Quick Links

Re: The "many nulls" problem

From:	"Heikki Linnakangas" <heikki(at)enterprisedb(dot)com>
To:	"Kynn Jones" <kynnjo(at)gmail(dot)com>
Cc:	<pgsql-performance(at)postgresql(dot)org>
Subject:	Re: The "many nulls" problem
Date:	2008-03-14 19:46:00
Message-ID:	47DAD5F8.6060804@enterprisedb.com
Views:	Whole Thread \| Raw Message \| Download mbox \| Resend email
Thread:
Lists:	pgsql-performance

Kynn Jones wrote:
> In all these cases, the design choice, at least according to RDb's 101, is
> between including a column in the table that will be NULL most of the time,
> or defining a second auxiliary column that references the first one and
> holds the non-redundant information for the minority of cases for which this
> is necessary (and maybe define a VIEW that includes all the columns).
>
> But for me it is a frequent occurrence that my quaint and simple RDb's 101
> reasoning doesn't really apply for PostgreSQL. Basically, Pg is too smart
> for it! For example, does a large proportion of NULLs really imply a lot of
> wasted space?

It depends. If there's *any* NULLs on a row, a bitmap of the NULLs is
stored in the tuple header.

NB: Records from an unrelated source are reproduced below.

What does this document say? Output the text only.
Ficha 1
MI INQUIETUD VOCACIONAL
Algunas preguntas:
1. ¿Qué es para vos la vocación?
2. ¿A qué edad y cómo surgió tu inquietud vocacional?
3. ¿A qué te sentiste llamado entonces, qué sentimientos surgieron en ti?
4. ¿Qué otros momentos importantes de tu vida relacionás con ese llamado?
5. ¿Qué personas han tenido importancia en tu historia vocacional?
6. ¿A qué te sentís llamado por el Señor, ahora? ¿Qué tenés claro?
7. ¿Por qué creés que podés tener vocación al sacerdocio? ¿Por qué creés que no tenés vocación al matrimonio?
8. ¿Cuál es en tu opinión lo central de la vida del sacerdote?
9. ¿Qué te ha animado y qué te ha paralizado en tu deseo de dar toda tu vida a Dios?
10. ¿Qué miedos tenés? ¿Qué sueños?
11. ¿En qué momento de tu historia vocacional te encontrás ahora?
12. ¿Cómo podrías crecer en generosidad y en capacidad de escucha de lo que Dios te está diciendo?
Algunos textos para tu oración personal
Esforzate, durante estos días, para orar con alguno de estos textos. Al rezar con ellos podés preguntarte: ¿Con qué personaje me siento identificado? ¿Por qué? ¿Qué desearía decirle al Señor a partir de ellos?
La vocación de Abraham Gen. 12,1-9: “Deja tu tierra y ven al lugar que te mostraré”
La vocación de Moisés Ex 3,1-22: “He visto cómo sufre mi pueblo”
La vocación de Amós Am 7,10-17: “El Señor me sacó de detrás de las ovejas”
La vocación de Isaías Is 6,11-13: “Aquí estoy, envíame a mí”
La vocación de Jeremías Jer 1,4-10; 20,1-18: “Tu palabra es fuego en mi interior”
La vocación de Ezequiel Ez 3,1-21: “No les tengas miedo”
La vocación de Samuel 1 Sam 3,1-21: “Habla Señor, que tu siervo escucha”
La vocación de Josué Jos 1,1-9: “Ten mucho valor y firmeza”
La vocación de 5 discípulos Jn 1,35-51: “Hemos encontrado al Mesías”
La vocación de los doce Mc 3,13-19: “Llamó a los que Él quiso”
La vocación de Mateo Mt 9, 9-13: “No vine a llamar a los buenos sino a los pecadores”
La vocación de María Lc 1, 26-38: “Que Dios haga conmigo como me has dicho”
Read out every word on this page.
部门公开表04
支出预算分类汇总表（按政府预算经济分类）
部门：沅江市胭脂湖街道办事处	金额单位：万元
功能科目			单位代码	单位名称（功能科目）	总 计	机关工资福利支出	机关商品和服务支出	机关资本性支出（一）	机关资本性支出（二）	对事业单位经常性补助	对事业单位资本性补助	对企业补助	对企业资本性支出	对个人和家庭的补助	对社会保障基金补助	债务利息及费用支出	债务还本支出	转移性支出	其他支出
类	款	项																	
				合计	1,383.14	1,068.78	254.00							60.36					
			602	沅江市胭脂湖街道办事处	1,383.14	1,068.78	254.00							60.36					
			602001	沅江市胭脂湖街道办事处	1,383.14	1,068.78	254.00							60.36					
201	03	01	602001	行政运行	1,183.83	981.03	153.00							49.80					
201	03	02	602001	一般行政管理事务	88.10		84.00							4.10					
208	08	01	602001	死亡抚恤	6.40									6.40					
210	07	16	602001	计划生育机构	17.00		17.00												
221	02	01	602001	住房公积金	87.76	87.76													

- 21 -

Without NULL bitmap, the tuple header is 23
bytes, and due to memory alignment, it's always rounded up to 24 bytes.
That one padding byte is "free" for use as NULL bitmap, so it happens
that if your table has eight columns or less, NULLs will take no space
at all. If you have more columns than that, if there's *any* NULLs on a
row you'll waste a whole 4 or 8 bytes (or more if you have a very wide
table and go beyond the next 4/8 byte boundary), depending on whether
you're on a 32-bit or 64-bit platform, regardless of how many NULLs
there is.

That's on 8.3. 8.2 and earlier versions are similar, but the tuple
header used to be 27 bytes instead of 23, so you have either one or five
"free" bytes, depending on architecture.

In any case, that's pretty good compared to many other RDBMSs.

> Maybe this is true for fixed-length data types, but what
> about for type TEXT or VARCHAR?

Datatype doesn't make any difference. Neither does fixed vs variable length.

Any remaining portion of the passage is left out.